Мы шли вперед. Перед нами была вялая аномальная теплынь, за нами - обычный январский снег, с нами - настроение. То самое, что возникает у волхвов, когда они вершат справедливые дела. А сами волхвы, числом восемь, стояли сейчас кругом Урска, вперемежку с домовыми и лешим, и концентрировали на нас свою мощь.

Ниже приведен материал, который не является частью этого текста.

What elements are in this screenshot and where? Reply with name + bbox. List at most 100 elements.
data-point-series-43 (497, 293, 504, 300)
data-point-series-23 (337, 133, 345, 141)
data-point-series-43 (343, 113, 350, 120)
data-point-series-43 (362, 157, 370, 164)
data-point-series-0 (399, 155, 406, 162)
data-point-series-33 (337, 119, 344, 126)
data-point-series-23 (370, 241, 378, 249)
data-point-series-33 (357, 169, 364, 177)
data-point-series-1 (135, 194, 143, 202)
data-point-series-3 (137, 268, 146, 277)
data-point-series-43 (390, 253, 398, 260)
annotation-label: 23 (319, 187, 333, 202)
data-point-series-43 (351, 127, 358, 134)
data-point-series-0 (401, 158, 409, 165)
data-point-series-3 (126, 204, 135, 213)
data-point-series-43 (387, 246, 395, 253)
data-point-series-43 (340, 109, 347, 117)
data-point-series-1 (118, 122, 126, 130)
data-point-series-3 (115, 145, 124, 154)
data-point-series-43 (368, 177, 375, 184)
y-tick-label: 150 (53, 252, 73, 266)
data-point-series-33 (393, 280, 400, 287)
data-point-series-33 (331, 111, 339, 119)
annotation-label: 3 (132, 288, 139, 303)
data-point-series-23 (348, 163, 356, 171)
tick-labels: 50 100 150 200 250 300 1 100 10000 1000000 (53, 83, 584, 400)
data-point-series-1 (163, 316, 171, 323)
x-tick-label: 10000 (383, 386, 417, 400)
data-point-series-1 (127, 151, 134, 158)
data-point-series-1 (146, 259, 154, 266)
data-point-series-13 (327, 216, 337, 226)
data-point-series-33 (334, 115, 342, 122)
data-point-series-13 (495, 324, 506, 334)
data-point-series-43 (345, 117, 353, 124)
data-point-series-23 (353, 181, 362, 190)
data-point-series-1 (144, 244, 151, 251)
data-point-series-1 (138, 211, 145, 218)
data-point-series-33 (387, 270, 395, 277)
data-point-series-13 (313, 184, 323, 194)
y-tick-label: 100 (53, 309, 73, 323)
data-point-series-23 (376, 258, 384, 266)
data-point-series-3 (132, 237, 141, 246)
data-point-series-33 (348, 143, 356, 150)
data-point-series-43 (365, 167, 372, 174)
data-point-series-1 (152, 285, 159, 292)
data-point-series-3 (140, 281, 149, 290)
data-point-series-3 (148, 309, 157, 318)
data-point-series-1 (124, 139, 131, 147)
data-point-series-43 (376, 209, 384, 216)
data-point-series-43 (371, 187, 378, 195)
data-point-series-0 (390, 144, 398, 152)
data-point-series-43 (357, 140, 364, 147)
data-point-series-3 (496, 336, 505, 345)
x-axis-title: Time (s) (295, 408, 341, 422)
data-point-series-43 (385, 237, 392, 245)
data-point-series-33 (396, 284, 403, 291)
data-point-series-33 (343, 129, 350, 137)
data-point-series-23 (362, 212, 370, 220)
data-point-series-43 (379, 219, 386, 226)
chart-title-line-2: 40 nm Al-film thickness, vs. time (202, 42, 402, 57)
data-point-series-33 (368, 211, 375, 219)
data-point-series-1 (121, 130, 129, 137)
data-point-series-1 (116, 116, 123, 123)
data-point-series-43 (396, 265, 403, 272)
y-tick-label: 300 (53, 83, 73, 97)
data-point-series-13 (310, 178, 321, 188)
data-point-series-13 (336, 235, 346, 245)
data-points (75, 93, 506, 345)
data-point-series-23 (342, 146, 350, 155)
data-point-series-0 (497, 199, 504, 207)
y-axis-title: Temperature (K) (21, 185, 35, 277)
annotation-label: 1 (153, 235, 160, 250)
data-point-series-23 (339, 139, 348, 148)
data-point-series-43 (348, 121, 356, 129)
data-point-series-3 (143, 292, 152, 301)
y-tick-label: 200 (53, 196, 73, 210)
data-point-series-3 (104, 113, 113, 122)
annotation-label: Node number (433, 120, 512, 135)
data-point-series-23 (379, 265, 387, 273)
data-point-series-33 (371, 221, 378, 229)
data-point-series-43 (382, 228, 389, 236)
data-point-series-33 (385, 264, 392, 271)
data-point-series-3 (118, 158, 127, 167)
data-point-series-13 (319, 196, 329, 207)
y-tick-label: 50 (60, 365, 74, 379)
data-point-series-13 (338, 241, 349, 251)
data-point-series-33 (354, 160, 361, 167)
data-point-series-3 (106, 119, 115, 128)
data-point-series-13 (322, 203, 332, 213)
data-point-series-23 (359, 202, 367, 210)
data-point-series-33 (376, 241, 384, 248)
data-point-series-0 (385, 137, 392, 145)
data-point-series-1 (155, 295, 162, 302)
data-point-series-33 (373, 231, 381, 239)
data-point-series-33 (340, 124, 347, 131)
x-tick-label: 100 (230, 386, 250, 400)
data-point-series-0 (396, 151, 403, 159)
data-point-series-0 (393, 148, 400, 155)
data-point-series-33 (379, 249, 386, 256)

Нам не было море по колено. Нам было все равно. Все равно, что нас ждет впереди: мы были правы. Мы должны были идти вперед, и мы шли вперед. Позади нас восстанавливалась природа: радостно встряхнулся черно-белый Мурзик. Встряхнулся, и помчался в сторону добротного бревенчатого дома. Может быть, просить у хозяйки молока.
Мы шли вперед, и сила восьми волхвов была с нами. Вспыхнул в окошке свет. К мигом покрывшемуся узорами стеклу приник чей-то любопытный нос. Протаял темный кругляшок.